To specify different parameters for each cell line, there are two cell_properties elements in the parameter file and their order in the parameter file defines the corresponding cell line (the first cell_properties element defined the cell line 0, the second one the cell line 1...). Here, we kept the same values for all cell lines.
It can also contains the initial configuration file, as in this example init.txt. It was created with the PhysiBoSS_CreateInitTxtFile executable, with an option to initialize 3 types of cell with equal probabilities (0.33). The two output subfolders output and microutput that will be used by PhysiBoSS to write the results files must be present.
The BN folder contains two files, bn_conf.cfg and bn_nodes.bnd which are MaBoSS configuration files of a boolean network. In this example, the network used is the Cell Fate boolean network used in PhysiBoSS publication.
To define a mutant in PhysiBoSS, it must be configured in the MaBoSS input files. In the file, containing the model definitions, the activation and de-activation rates are defined according to other nodes value. A mutant can be introduced with a variable (e.g. $Low_CASP8) defined in the configuration file, of value 0 for no mutation and 1 for active mutation in general. Here is an example of a possibly mutated node:
node CASP8
{
logic = (DISC_TNF | (DISC_FAS | CASP3) ) & (!cFLIP);
rate_up = ($Low_CASP8 ? 0.0 : ( $High_CASP8 ? 1E+100 : ( @logic ? 1.0: 0.0 )) );
rate_down = ($Low_CASP8 ? 1E+100 : ( $High_CASP8 ? 0.0 : (@logic ? 0.0 : 1.0 )) );
}
In this example, CASP8 gene can be mutated with either inhibition ($Low_CASP8), meaning that its activation rate is 0 and de-activation rate is very fast, or with over-expression ($High_CASP8) meaning that its activation rate is very fast and de-activation rate is 0.
In the network files that we provided with this example, 12 different mutations are introduced, but it's straightforward to add other mutation by mimicking the code above.
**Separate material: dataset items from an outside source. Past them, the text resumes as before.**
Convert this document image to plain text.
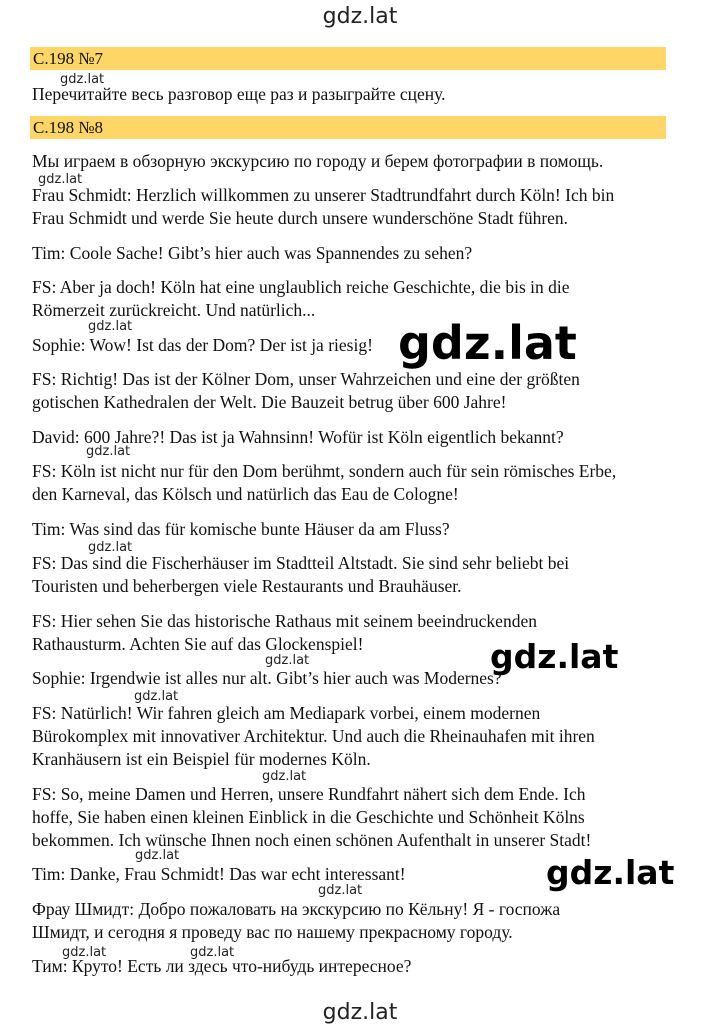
gdz.lat
С.198 №7
Перечитайте весь разговор еще раз и разыграйте сцену.
С.198 №8
Мы играем в обзорную экскурсию по городу и берем фотографии в помощь.
Frau Schmidt: Herzlich willkommen zu unserer Stadtrundfahrt durch Köln! Ich bin
Frau Schmidt und werde Sie heute durch unsere wunderschöne Stadt führen.
Tim: Coole Sache! Gibt’s hier auch was Spannendes zu sehen?
FS: Aber ja doch! Köln hat eine unglaublich reiche Geschichte, die bis in die
Römerzeit zurückreicht. Und natürlich...
Sophie: Wow! Ist das der Dom? Der ist ja riesig!
FS: Richtig! Das ist der Kölner Dom, unser Wahrzeichen und eine der größten
gotischen Kathedralen der Welt. Die Bauzeit betrug über 600 Jahre!
David: 600 Jahre?! Das ist ja Wahnsinn! Wofür ist Köln eigentlich bekannt?
FS: Köln ist nicht nur für den Dom berühmt, sondern auch für sein römisches Erbe,
den Karneval, das Kölsch und natürlich das Eau de Cologne!
Tim: Was sind das für komische bunte Häuser da am Fluss?
FS: Das sind die Fischerhäuser im Stadtteil Altstadt. Sie sind sehr beliebt bei
Touristen und beherbergen viele Restaurants und Brauhäuser.
FS: Hier sehen Sie das historische Rathaus mit seinem beeindruckenden
Rathausturm. Achten Sie auf das Glockenspiel!
Sophie: Irgendwie ist alles nur alt. Gibt’s hier auch was Modernes?
FS: Natürlich! Wir fahren gleich am Mediapark vorbei, einem modernen
Bürokomplex mit innovativer Architektur. Und auch die Rheinauhafen mit ihren
Kranhäusern ist ein Beispiel für modernes Köln.
FS: So, meine Damen und Herren, unsere Rundfahrt nähert sich dem Ende. Ich
hoffe, Sie haben einen kleinen Einblick in die Geschichte und Schönheit Kölns
bekommen. Ich wünsche Ihnen noch einen schönen Aufenthalt in unserer Stadt!
Tim: Danke, Frau Schmidt! Das war echt interessant!
Фрау Шмидт: Добро пожаловать на экскурсию по Кёльну! Я - госпожа
Шмидт, и сегодня я проведу вас по нашему прекрасному городу.
Тим: Круто! Есть ли здесь что-нибудь интересное?
gdz.lat
gdz.lat
gdz.lat
gdz.lat
gdz.lat
gdz.lat
gdz.lat
gdz.lat
gdz.lat
gdz.lat
gdz.lat	gdz.lat
gdz.lat
gdz.lat
gdz.lat
gdz.lat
By default, all the mutation parameter value ($Low_CASP8...) are 0 (not mutated). To add a mutation and link it to a specific cell line in PhysiBoSS, it must be specified in the parameter file in the network section:
<network>
<network_update_step> 10 </network_update_step>
<mutation_0>
<symbol_name> $Low_CASP8 </symbol_name>
<cell_line> 0 </cell_line>
<rate> 0.0 </rate>
</mutation_0>
<mutation_1>
<symbol_name> $Low_CASP8 </symbol_name>
<cell_line> 1 </cell_line>
<rate> 0.0 </rate>
</mutation_1>...
</network>
for all cell lines and mutation introduced.
In this example, we have 3 cell lines, one without mutations (WT, blue); one with inhibited CASP8 (survival favored, white); and one with over-expressed CASP8 (apoptosis favored, red).
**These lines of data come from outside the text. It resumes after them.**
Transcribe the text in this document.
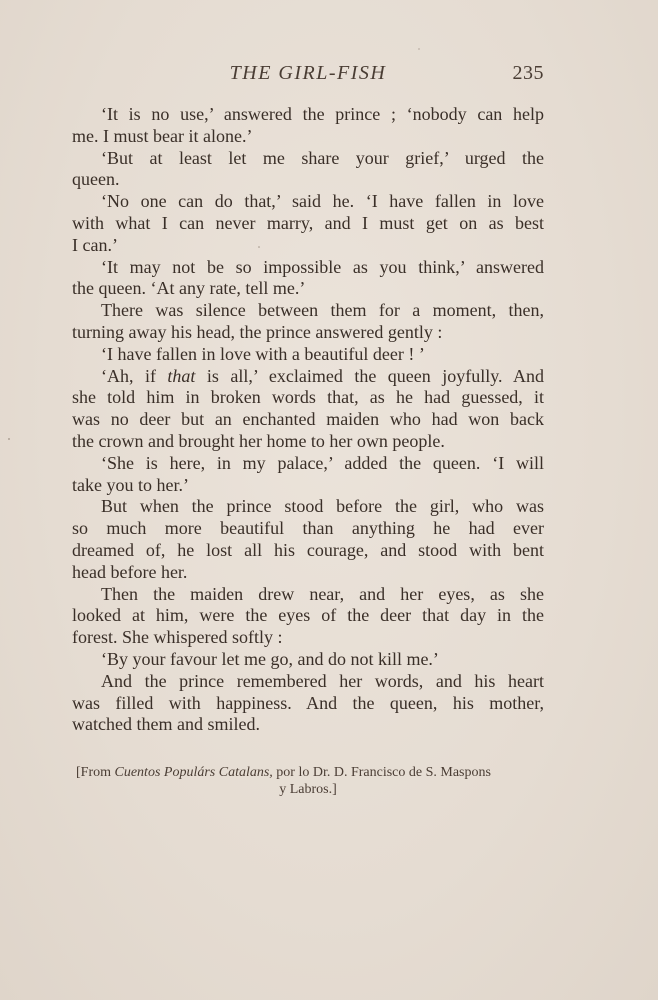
THE GIRL-FISH	235
‘It is no use,’ answered the prince ; ‘nobody can help
me. I must bear it alone.’
‘But at least let me share your grief,’ urged the
queen.
‘No one can do that,’ said he. ‘I have fallen in love
with what I can never marry, and I must get on as best
I can.’
‘It may not be so impossible as you think,’ answered
the queen. ‘At any rate, tell me.’
There was silence between them for a moment, then,
turning away his head, the prince answered gently :
‘I have fallen in love with a beautiful deer ! ’
‘Ah, if that is all,’ exclaimed the queen joyfully. And
she told him in broken words that, as he had guessed, it
was no deer but an enchanted maiden who had won back
the crown and brought her home to her own people.
‘She is here, in my palace,’ added the queen. ‘I will
take you to her.’
But when the prince stood before the girl, who was
so much more beautiful than anything he had ever
dreamed of, he lost all his courage, and stood with bent
head before her.
Then the maiden drew near, and her eyes, as she
looked at him, were the eyes of the deer that day in the
forest. She whispered softly :
‘By your favour let me go, and do not kill me.’
And the prince remembered her words, and his heart
was filled with happiness. And the queen, his mother,
watched them and smiled.
[From Cuentos Populárs Catalans, por lo Dr. D. Francisco de S. Maspons
y Labros.]
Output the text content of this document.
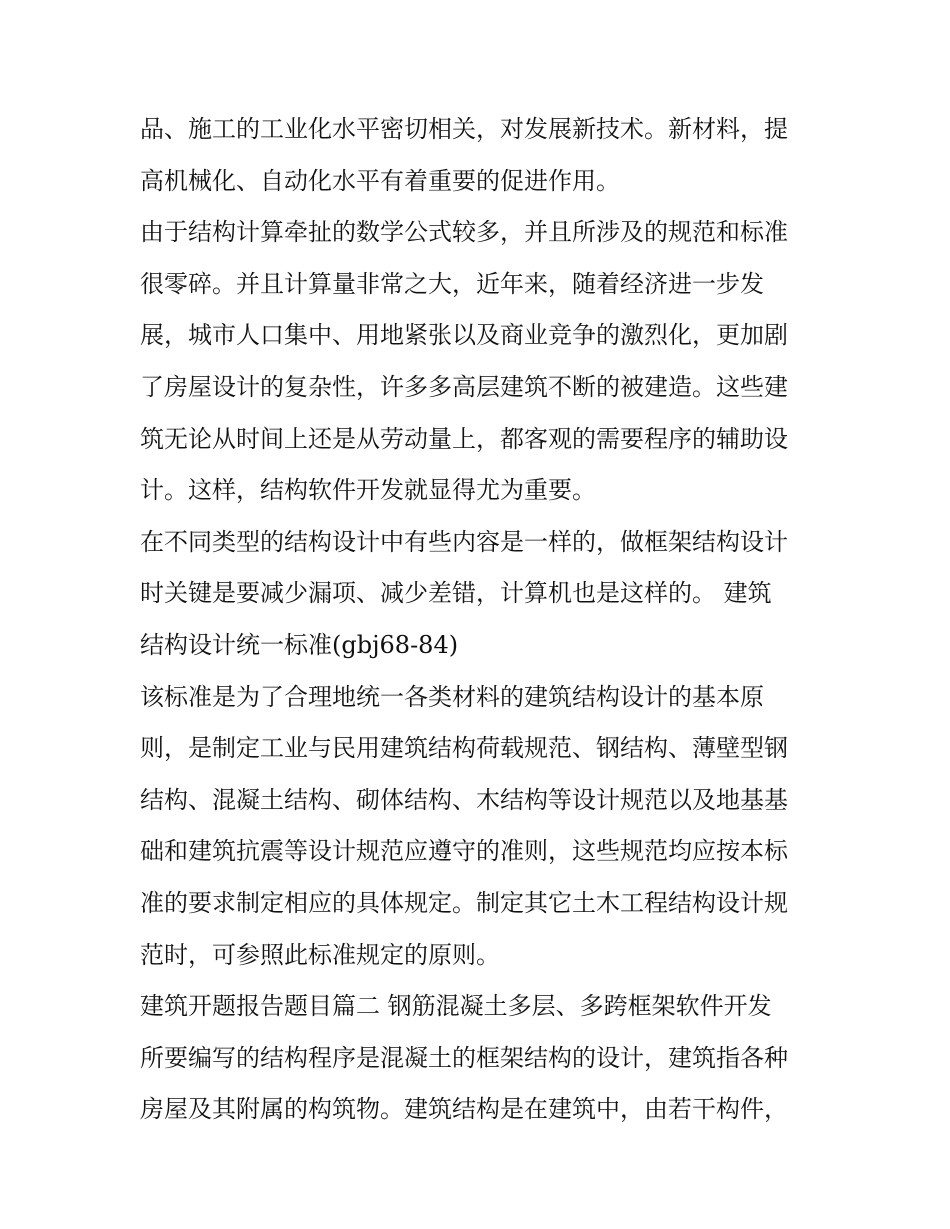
品、施工的工业化水平密切相关，对发展新技术。新材料，提
高机械化、自动化水平有着重要的促进作用。

由于结构计算牵扯的数学公式较多，并且所涉及的规范和标准
很零碎。并且计算量非常之大，近年来，随着经济进一步发
展，城市人口集中、用地紧张以及商业竞争的激烈化，更加剧
了房屋设计的复杂性，许多多高层建筑不断的被建造。这些建
筑无论从时间上还是从劳动量上，都客观的需要程序的辅助设
计。这样，结构软件开发就显得尤为重要。

在不同类型的结构设计中有些内容是一样的，做框架结构设计
时关键是要减少漏项、减少差错，计算机也是这样的。 建筑
结构设计统一标准(gbj68-84)

该标准是为了合理地统一各类材料的建筑结构设计的基本原
则，是制定工业与民用建筑结构荷载规范、钢结构、薄壁型钢
结构、混凝土结构、砌体结构、木结构等设计规范以及地基基
础和建筑抗震等设计规范应遵守的准则，这些规范均应按本标
准的要求制定相应的具体规定。制定其它土木工程结构设计规
范时，可参照此标准规定的原则。

建筑开题报告题目篇二 钢筋混凝土多层、多跨框架软件开发

所要编写的结构程序是混凝土的框架结构的设计，建筑指各种
房屋及其附属的构筑物。建筑结构是在建筑中，由若干构件，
To run the simulation, open a Terminal window in the (here run0) folder of the simulation and call PhysiBoSS executable:
path_to_PhysiBoSS/bin/PhysiBoSS -p parameters.xml
During the simulations, summary informations are printed to the terminal (initialisation, number of cells dividing, dying, time spent...). It can be more convenient to redirect it to an other file to supress any output when running multiple simulations at once:
path_to_PhysiBoSS/bin/PhysiBoSS -p parameters.xml > msg.txt
Output files are written in the two output folders, and svg snapshots can be written at given frequency to directly visualize the simulation evolution.
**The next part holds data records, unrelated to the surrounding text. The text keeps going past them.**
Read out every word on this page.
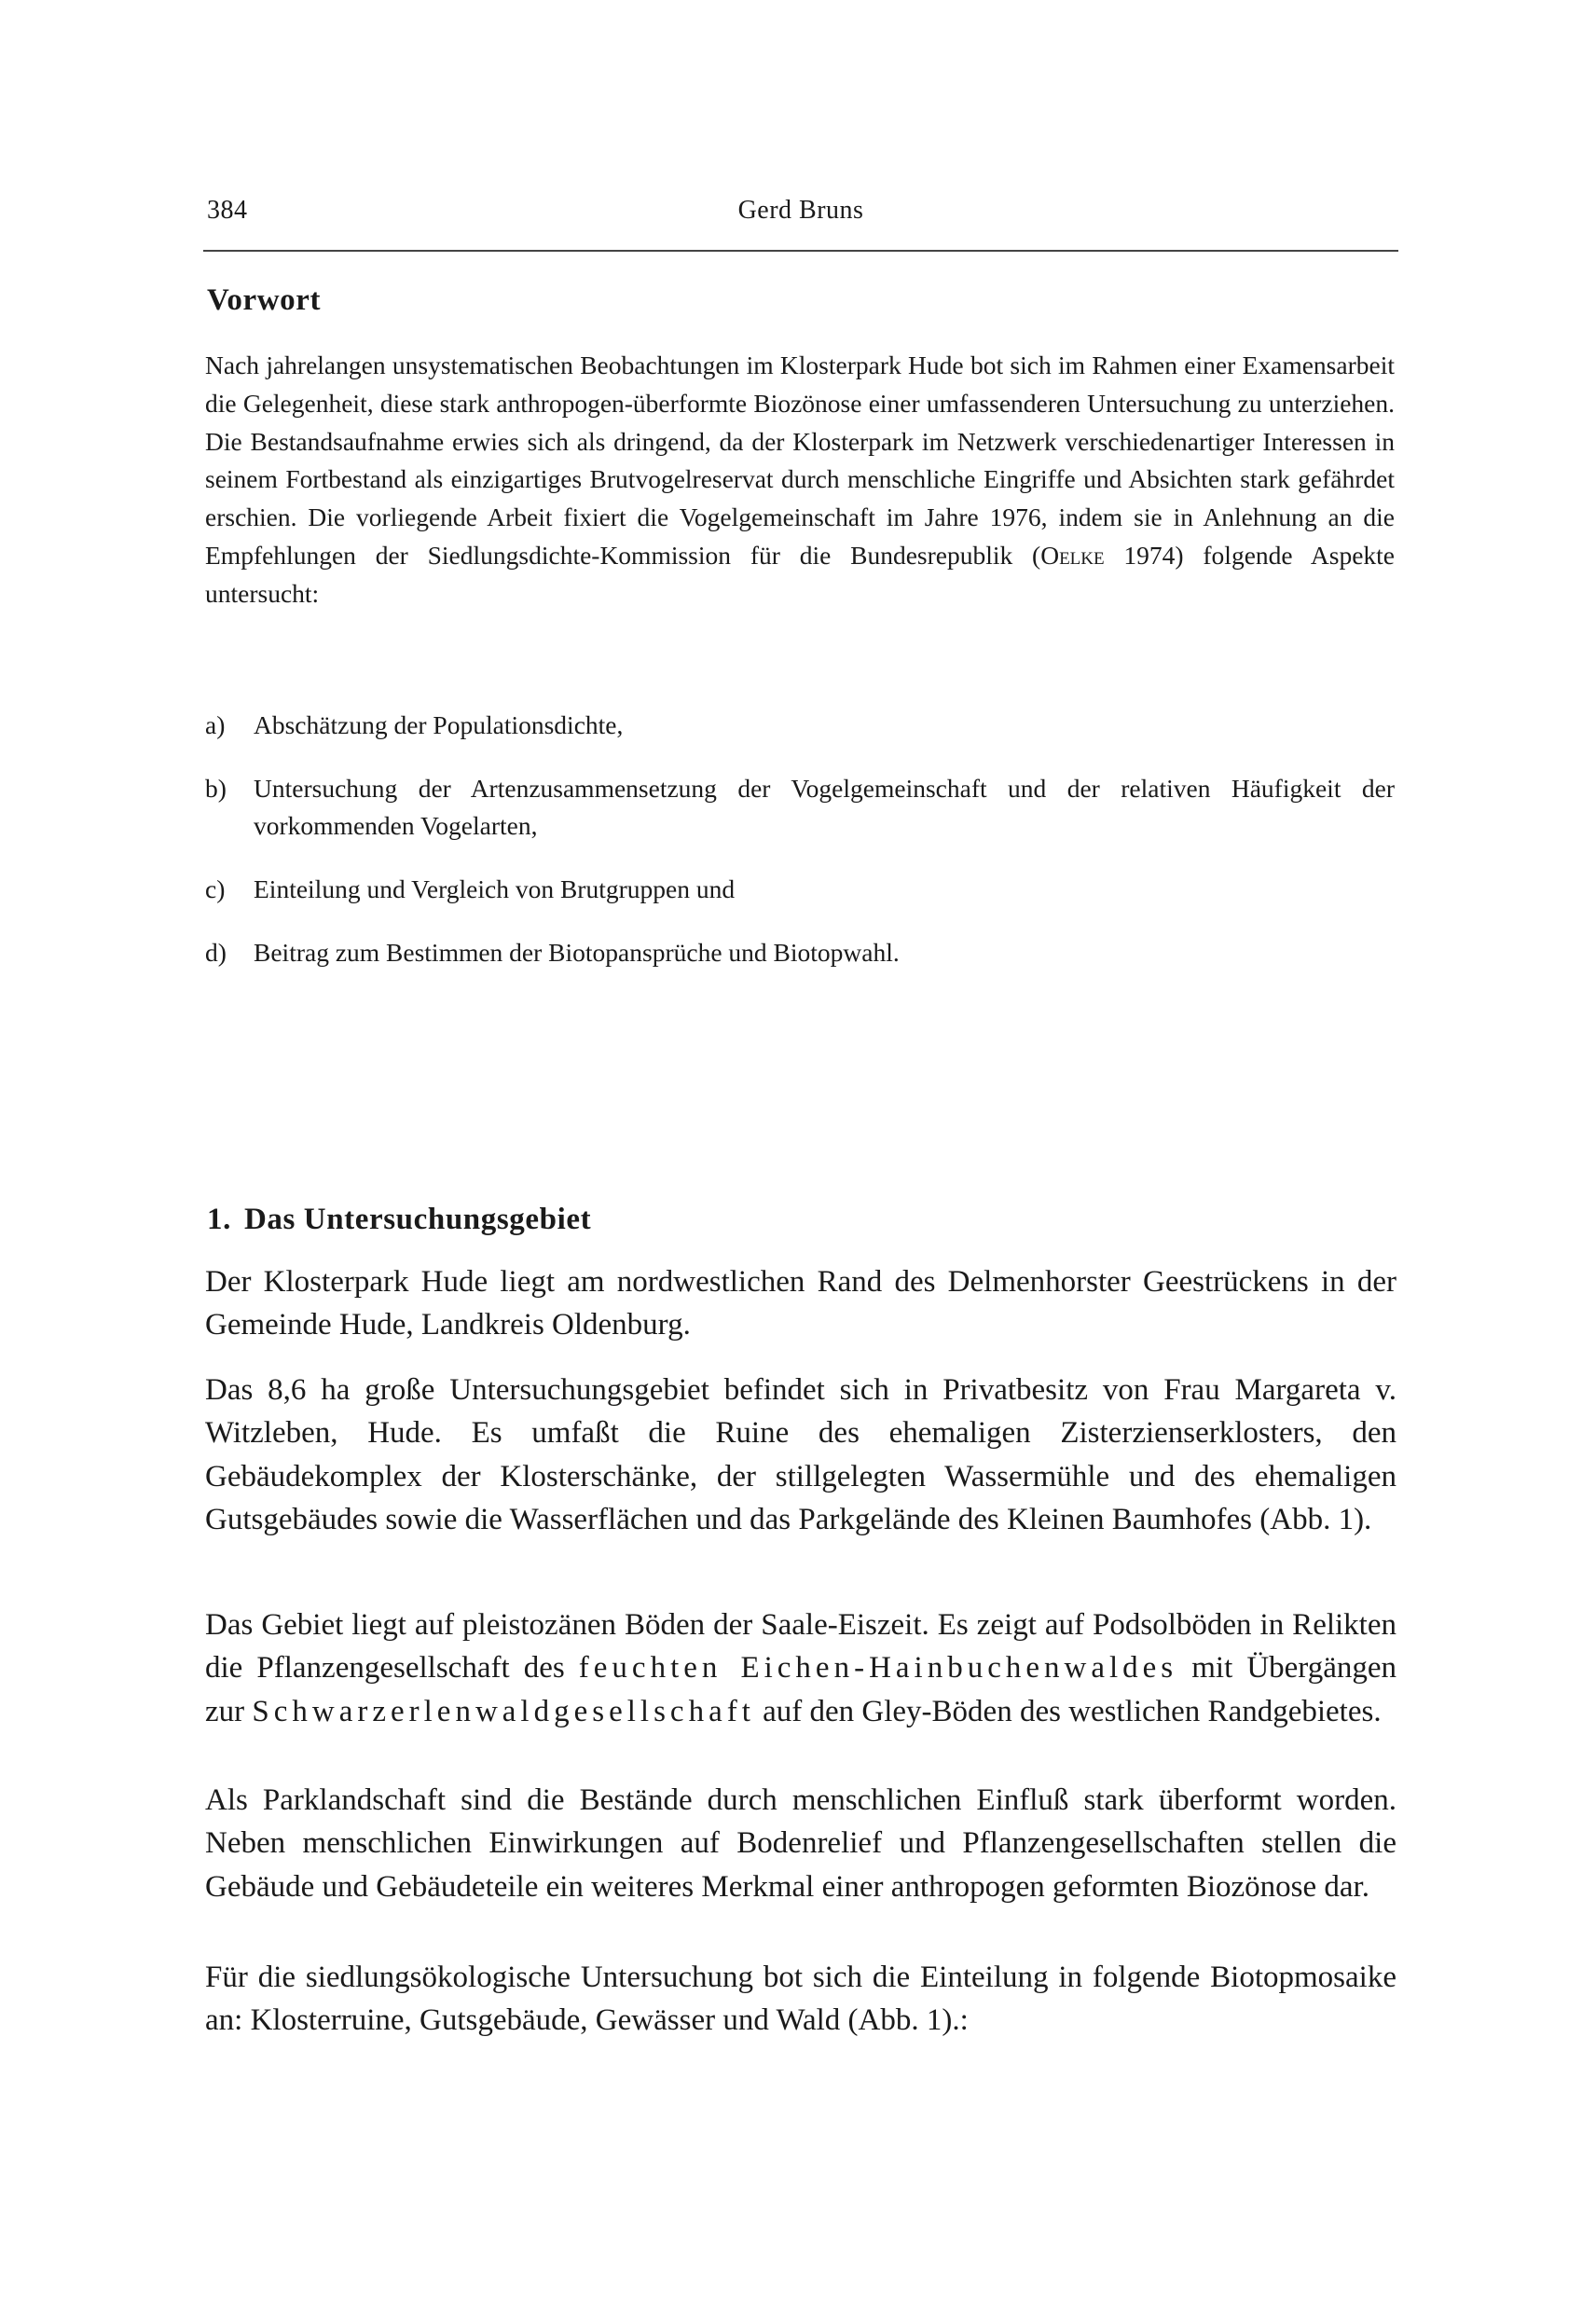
384	Gerd Bruns
Vorwort

Nach jahrelangen unsystematischen Beobachtungen im Klosterpark Hude bot sich im Rahmen einer Examensarbeit die Gelegenheit, diese stark anthropogen-überformte Biozönose einer umfassenderen Untersuchung zu unterziehen. Die Bestandsaufnahme erwies sich als dringend, da der Klosterpark im Netzwerk verschiedenartiger Interessen in seinem Fortbestand als einzigartiges Brutvogelreservat durch menschliche Eingriffe und Absichten stark gefährdet erschien. Die vorliegende Arbeit fixiert die Vogelgemeinschaft im Jahre 1976, indem sie in Anlehnung an die Empfehlungen der Siedlungsdichte-Kommission für die Bundesrepublik (Oelke 1974) folgende Aspekte untersucht:

a) Abschätzung der Populationsdichte,
b) Untersuchung der Artenzusammensetzung der Vogelgemeinschaft und der relativen Häufigkeit der vorkommenden Vogelarten,
c) Einteilung und Vergleich von Brutgruppen und
d) Beitrag zum Bestimmen der Biotopansprüche und Biotopwahl.
1. Das Untersuchungsgebiet

Der Klosterpark Hude liegt am nordwestlichen Rand des Delmenhorster Geestrückens in der Gemeinde Hude, Landkreis Oldenburg.

Das 8,6 ha große Untersuchungsgebiet befindet sich in Privatbesitz von Frau Margareta v. Witzleben, Hude. Es umfaßt die Ruine des ehemaligen Zisterzienserklosters, den Gebäudekomplex der Klosterschänke, der stillgelegten Wassermühle und des ehemaligen Gutsgebäudes sowie die Wasserflächen und das Parkgelände des Kleinen Baumhofes (Abb. 1).

Das Gebiet liegt auf pleistozänen Böden der Saale-Eiszeit. Es zeigt auf Podsolböden in Relikten die Pflanzengesellschaft des feuchten Eichen-Hainbuchenwaldes mit Übergängen zur Schwarzerlenwaldgesellschaft auf den Gley-Böden des westlichen Randgebietes.

Als Parklandschaft sind die Bestände durch menschlichen Einfluß stark überformt worden. Neben menschlichen Einwirkungen auf Bodenrelief und Pflanzengesellschaften stellen die Gebäude und Gebäudeteile ein weiteres Merkmal einer anthropogen geformten Biozönose dar.

Für die siedlungsökologische Untersuchung bot sich die Einteilung in folgende Biotopmosaike an: Klosterruine, Gutsgebäude, Gewässer und Wald (Abb. 1).:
This simulation was runned in less than 10 min.
To visualize 3D+t results of the simulations, we used the software Paraview which allows for high flexibility and intereactive viewing options. In the files available for this example, the state file example_mutants.pvsm contains the setting-up of paraview to draw the output files in 3D view. To use it, open Paraview, click on ( File -> Load State...) and select the state file example_cell_sorting.pvsm. Then a window to choose the files to visualize will pop up, select in the output folder of the simulation the active cell file stack.
Below are snapshots of the simulation that you should obtain by re-running it and visualizing it with our customized paraview state file. Cells of the first cell line (WT) are in blue, cells of the second cell line (CASP8 inhibited) are in white, cells of the third cell line (CASP8 over-expressed) are in red. As expected, red cells are comitted to apoptosis under TNF treatment and disappear fast, while white cells proliferate and some WT cells (blue) resisted.